Whitespace around a semicolon can be arbitrarily arranged in any quantity. In other places, whitespace is not allowed. The last semicolon can be either present or absent.

Field Values:

v : format version. It must always be the first field, it must always be equal to STSv1.
id : unique identifier of the published policy. It can be a string with a length of 1-32 characters, consisting of letters of both registers and numbers. Changing the id value is a signal to senders that the policy has been updated. Therefore, you need to update the policy by first publishing a new policy file, and then changing the id in the TXT record.

From now on, mail servers that support MTA-STS will only send mail to your domain through a secure certificate-authenticated connection. That’s where most of the manuals end, but the most interesting part ahead is to get the MTA-STS policy from your own server when sending mail.

The most interesting

The main difficulty is that this standard is not supported by mail servers, including Postfix. However, this unpleasant trifle should not stop us.

Finding a solution led me to the postfix-users mailing list archive discussing the timing of this standard. In one post, Witsa Venema, author of Postfix, points out the preferred direction for implementing this functionality - to use an external server to search for TLS policies. It is proposed to use a configuration directive of the form

smtp_policy_maps = socketmap: inet: host: port: name

I implemented such a server to get the MTA-STS policy.

Source code
→  A package in PyPI The

application lacks some of the functions that RFC8461 prescribes, such as: proactive policy retrieval, reports, and limiting the frequency of policy requests. However, the main function — detecting the TLS policy and caching it — it performs.

The app requires Python 3.5.3+. Installing and configuring this daemon can be done using the following steps.

Package installation

It is enough to run the command:

pip3 install postfix-mta-sts-resolver

Alternative installation methods are written here .

Creating a configuration file

If you are satisfied with the default settings, then the command is enough

touch /etc/postfix/mta-sts-daemon.yml

Otherwise, the configuration can be taken from the example and tailored to fit your needs.

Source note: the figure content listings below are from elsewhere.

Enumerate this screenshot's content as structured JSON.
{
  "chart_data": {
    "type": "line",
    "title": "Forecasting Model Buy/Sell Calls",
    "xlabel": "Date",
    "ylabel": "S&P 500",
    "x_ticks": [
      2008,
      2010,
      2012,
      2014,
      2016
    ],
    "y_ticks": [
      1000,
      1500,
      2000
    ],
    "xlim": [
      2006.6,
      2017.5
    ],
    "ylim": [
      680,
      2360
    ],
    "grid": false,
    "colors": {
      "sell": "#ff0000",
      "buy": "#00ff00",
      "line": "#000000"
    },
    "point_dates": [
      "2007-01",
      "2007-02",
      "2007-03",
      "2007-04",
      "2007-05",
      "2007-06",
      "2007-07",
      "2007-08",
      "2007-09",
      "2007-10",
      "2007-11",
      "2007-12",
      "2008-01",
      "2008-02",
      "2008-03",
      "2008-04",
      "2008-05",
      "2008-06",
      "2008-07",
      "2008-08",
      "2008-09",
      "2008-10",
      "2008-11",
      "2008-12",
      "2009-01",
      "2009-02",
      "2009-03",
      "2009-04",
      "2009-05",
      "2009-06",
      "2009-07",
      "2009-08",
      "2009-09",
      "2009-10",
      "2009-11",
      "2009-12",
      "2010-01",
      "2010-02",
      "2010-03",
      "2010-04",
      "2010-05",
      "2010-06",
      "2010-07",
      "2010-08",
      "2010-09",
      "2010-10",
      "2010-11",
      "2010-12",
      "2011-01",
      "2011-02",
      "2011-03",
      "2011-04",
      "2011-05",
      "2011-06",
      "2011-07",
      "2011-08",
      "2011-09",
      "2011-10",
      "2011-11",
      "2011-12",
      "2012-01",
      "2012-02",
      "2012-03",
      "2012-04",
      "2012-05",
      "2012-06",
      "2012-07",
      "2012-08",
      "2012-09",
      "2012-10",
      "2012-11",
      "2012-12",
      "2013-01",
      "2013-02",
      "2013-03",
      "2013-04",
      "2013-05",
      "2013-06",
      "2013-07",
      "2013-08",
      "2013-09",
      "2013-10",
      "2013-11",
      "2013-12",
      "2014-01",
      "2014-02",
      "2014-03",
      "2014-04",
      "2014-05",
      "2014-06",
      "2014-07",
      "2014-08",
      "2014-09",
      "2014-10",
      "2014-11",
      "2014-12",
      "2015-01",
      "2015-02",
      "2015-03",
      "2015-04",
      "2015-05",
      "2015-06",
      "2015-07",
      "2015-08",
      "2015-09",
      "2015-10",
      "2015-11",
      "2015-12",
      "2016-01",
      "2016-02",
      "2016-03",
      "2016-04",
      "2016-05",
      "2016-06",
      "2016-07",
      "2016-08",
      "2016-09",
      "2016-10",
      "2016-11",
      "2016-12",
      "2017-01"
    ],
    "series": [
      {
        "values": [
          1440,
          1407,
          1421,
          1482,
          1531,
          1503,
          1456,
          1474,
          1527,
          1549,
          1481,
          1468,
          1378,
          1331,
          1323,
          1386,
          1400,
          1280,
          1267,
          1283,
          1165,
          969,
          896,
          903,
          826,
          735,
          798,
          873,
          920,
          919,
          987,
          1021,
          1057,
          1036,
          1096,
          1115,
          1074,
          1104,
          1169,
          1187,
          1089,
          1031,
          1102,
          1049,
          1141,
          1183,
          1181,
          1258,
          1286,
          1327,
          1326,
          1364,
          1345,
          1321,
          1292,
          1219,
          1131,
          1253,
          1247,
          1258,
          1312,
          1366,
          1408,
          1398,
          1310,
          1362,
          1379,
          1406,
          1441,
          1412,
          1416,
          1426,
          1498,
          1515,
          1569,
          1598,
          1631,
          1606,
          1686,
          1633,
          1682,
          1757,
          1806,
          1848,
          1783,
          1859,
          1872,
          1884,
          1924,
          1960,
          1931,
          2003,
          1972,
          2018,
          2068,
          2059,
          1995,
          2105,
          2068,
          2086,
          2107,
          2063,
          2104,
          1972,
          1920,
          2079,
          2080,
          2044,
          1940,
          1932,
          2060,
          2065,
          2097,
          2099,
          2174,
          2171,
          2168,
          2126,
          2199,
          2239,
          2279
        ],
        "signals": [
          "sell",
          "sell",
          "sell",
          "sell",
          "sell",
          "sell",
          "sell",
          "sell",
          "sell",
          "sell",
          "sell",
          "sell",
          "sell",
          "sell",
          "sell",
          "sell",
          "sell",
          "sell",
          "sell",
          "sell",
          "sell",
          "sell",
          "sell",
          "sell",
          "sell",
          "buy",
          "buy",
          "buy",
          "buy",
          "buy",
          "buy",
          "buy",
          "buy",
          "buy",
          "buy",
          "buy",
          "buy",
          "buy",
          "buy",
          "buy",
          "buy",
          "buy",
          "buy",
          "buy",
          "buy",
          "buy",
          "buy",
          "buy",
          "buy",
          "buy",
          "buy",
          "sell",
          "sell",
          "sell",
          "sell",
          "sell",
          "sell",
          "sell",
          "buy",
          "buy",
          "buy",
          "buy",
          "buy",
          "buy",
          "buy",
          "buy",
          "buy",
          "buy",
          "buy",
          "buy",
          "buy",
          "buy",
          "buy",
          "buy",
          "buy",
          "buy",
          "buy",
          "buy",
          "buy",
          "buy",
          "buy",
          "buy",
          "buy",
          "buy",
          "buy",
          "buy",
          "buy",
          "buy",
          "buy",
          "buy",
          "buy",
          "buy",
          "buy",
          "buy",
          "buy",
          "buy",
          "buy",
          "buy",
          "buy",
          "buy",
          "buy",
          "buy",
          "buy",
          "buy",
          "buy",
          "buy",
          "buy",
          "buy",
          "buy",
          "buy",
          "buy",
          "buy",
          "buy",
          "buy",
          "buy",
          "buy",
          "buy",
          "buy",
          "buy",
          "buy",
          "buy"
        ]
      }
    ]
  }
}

The most important parameter, in my opinion, is the strict_testing parameter. If it is set to true (false by default), the application will return a secure policy even for domains with a policy in testing mode. This behavior is against the standard, but it is advisable for practical reasons: if the domain owner has published the STS policy even in test mode, then he is probably ready for it. That is, then today mail will be sent over a reliable connection.

Startup Organization

In the case of systemd, it is enough to place a simple unit-file in /etc/systemd/system/mta-sts-daemon.service

After that, it remains to re-read the systemd configuration, enable the daemon to start and start it:

systemctl daemon-reload
systemctl enable mta-sts-daemon.service
systemctl start mta-sts-daemon.service

Health Check

Assuming that the default port is used, the command

/usr/sbin/postmap -q socketmap:inet:

should bring

secure match =

Connect to Postfix

Add a line to

smtp_policy_maps = socketmap:inet:

Restart Postfix:

systemctl reload postfix.service

If everything is done correctly, then for STS connections in the /var/log/ log instead

Trusted TLS connection established

records start to appear

Verified TLS connection established


If you get to this place, it most likely means:

  • You read the article without a single image.
  • From day to day, the probability of interception of mail in your domain will fall, as other mail services implement the new standard.